The album was certified platinum in Canada, was picked up and released in the U.S. the following year and garnered two Juno nominations. (The Moffatts hosted the Junos in 2000 and scored two more nominations in 2001.) The music certainly fit a specific boy band mould — heart-on-the-sleeve, fairly straightforward love songs — but the Moffatts were one of the few groups who opted for playing live instruments over flashy choreography. And on top of that, their ability to write a catchy hook was evident all over the album, with hits like “Misery,” “Girl of My Dreams,” and “Crazy.” Even with the emergence of B4-4, SoulDecision and 3Deep, a large portion of Canada’s late-‘90s boy band legacy belongs to the Moffatts, and it’s something pop lovers can absolutely take pride in.

— Melody Lau

How I Feel, Terri Clark
May 19, 1998

Clark’s third album, How I Feel cemented her country music star status in the U.S.A. thanks to the success of the record’s second single, “You’re Easy on the Eyes.” The track, a funny song that flips the script on the typical male gaze narrative, reached No. 1 on the country charts in both the U.S. and Canada. Clark puts her male subject on notice, and she’s the one objectifying and quantifying his cost/benefit analysis, as “easy on the eyes and hard on the heart.” The best zinger? “So why don’t you send me your photograph?/ It would hurt a lot less than taking you back/ then I could still have my favourite part of you.”

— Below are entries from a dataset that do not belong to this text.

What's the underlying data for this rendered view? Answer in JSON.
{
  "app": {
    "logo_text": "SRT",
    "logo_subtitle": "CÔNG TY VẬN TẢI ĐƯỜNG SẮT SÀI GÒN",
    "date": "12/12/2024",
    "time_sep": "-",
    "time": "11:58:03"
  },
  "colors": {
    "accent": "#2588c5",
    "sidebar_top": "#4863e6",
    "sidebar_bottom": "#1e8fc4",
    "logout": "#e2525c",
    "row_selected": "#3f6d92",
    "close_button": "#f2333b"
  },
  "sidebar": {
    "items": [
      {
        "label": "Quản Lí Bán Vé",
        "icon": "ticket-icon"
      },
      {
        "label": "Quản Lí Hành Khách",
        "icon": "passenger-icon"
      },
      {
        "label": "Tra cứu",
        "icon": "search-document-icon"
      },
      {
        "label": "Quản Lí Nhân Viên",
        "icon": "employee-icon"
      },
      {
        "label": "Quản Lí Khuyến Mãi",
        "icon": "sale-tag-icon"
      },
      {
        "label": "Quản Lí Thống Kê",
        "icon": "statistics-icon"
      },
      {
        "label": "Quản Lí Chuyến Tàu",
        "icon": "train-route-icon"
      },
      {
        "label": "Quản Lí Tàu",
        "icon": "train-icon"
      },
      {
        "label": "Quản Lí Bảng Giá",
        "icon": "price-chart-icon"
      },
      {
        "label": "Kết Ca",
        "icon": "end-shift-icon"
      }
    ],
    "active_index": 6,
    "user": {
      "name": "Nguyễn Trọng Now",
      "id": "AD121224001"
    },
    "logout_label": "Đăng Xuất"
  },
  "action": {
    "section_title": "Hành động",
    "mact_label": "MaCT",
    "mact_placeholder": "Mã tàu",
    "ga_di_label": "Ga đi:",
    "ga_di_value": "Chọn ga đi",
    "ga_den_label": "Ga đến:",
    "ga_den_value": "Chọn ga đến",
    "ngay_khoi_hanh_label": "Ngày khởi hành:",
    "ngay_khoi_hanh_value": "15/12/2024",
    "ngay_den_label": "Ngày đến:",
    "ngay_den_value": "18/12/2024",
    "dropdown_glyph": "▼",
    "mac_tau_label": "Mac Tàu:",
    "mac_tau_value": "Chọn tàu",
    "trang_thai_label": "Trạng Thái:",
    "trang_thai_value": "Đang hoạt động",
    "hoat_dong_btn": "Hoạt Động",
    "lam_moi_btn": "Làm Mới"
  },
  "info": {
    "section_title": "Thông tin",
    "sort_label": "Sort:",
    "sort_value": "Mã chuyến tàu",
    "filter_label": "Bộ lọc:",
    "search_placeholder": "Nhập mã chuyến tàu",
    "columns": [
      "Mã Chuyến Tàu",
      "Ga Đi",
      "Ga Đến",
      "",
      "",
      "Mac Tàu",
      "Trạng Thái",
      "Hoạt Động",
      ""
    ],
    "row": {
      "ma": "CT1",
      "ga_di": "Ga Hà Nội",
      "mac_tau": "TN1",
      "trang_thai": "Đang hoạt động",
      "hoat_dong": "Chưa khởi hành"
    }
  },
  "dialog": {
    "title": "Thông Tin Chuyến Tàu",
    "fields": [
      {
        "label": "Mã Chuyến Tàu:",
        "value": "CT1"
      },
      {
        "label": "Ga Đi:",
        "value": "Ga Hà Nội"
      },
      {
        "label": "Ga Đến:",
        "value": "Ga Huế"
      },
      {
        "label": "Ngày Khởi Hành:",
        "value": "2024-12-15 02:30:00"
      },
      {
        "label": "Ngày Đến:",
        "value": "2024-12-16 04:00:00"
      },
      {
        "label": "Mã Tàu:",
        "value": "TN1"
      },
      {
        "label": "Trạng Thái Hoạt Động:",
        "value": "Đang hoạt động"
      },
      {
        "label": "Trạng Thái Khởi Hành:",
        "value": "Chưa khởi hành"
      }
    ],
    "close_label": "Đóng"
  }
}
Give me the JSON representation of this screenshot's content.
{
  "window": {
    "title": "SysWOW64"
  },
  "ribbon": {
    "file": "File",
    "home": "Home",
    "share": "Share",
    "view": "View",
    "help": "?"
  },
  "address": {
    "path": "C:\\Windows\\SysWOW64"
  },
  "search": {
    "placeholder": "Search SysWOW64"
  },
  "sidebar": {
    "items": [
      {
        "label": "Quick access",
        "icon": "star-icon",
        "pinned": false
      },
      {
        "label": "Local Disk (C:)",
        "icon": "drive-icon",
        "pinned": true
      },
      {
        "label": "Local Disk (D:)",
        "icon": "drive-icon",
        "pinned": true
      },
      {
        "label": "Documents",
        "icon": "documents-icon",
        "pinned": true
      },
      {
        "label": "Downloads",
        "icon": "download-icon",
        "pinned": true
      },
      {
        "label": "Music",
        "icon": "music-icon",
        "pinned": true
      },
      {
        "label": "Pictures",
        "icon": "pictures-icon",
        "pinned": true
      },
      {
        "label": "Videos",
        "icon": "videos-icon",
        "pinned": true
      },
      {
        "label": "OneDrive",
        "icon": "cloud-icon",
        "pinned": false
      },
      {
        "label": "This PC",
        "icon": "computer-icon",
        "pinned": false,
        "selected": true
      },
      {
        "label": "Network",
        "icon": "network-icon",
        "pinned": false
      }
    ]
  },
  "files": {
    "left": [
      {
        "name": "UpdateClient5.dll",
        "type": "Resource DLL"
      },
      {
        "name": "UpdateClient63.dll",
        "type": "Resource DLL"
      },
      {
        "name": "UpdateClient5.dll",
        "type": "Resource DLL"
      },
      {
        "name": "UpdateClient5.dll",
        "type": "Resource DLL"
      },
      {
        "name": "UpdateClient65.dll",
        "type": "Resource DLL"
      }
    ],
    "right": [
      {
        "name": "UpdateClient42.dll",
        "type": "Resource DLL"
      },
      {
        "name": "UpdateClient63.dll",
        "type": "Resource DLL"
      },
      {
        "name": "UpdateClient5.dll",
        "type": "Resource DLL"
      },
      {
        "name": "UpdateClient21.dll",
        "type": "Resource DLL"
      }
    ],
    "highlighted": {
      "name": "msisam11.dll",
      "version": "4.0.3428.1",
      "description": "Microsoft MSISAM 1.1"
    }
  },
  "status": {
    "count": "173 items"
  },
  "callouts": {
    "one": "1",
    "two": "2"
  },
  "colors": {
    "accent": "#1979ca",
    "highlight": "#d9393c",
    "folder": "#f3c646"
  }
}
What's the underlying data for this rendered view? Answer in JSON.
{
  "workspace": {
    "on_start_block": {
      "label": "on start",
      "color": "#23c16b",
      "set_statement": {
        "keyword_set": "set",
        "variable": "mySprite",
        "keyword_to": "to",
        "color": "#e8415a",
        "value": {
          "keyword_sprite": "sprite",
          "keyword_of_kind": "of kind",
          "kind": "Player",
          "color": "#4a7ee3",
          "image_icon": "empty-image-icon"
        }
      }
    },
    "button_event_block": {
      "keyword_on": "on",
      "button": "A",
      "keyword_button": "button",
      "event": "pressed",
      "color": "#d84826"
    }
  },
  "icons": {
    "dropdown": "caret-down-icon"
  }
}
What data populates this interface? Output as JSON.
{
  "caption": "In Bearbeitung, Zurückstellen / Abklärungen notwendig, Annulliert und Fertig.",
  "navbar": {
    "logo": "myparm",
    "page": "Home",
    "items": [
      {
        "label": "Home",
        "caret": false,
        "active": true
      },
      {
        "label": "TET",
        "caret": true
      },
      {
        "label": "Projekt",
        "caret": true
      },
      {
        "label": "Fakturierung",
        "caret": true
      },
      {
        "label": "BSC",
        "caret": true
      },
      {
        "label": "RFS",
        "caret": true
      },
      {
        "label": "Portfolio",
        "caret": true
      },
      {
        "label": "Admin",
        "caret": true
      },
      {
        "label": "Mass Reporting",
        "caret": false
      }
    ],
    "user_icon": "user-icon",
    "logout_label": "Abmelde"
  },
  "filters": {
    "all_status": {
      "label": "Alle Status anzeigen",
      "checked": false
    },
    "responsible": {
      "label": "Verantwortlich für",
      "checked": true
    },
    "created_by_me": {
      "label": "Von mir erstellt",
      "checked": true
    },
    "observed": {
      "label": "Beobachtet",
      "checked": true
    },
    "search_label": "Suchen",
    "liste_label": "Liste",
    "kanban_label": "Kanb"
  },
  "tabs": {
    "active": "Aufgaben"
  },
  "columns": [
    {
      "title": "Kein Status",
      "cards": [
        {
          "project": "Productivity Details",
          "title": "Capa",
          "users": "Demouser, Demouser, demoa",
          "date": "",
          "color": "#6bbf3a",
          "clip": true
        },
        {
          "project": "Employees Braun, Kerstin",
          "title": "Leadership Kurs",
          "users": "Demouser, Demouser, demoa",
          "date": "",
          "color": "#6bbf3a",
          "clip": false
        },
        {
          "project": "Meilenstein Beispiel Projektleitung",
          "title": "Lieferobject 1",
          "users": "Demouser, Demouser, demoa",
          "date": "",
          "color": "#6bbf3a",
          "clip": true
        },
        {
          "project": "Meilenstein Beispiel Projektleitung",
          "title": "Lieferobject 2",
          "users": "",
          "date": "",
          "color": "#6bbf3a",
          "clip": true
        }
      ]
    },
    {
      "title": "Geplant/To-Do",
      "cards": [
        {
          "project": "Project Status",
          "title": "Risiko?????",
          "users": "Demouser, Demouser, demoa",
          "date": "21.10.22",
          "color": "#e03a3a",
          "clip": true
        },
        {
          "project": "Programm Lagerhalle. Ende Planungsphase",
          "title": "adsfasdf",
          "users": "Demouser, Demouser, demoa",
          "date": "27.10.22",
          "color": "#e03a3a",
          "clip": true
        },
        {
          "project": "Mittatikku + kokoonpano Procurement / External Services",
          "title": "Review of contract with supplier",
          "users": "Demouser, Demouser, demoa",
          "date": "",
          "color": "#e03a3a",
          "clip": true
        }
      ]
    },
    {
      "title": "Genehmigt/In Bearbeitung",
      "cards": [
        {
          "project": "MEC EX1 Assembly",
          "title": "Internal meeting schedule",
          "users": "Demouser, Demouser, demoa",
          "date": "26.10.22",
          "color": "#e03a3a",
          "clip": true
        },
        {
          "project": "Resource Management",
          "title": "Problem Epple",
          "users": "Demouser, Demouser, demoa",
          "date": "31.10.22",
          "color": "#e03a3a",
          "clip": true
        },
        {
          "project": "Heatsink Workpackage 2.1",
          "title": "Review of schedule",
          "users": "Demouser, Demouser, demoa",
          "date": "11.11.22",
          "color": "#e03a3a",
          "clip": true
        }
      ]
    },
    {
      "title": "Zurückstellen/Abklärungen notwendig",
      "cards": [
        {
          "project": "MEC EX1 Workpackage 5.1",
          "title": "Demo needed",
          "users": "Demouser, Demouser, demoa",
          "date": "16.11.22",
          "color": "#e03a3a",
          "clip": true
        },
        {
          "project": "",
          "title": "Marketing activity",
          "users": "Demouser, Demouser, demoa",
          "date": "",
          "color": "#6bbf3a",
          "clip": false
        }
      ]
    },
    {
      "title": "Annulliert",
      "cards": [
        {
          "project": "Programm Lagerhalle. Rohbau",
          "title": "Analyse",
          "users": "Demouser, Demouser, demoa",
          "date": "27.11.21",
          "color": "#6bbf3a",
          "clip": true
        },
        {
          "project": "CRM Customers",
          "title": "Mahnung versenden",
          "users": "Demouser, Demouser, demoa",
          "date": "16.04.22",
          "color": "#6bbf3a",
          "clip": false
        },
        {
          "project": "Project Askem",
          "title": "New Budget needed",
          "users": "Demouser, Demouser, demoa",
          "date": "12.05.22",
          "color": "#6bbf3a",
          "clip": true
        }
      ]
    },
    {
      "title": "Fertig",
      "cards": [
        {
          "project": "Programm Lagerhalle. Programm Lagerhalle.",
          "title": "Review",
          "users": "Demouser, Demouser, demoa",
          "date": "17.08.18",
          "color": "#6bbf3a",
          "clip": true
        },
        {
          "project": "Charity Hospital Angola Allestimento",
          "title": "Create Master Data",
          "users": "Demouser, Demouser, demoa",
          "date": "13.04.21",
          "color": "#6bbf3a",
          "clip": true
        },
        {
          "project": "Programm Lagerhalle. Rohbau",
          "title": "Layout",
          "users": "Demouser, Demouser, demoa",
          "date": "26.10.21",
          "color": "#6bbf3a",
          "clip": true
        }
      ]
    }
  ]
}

Gender-flipping songs like this became something of a Clark trademark. It’s evident throughout How I Feel, and it’s something Clark reflected on in a recent interview with CBC Music. “Although a lot of my songs are female-empowering, I’m attracted to a lot of songs a guy would do or you could hear a guy doing, the tougher sort of edge that they have,” she said. Diving back into How I Feel with this framework puts a decidedly feminist lens on Clark’s subversive twist of the classic country sound.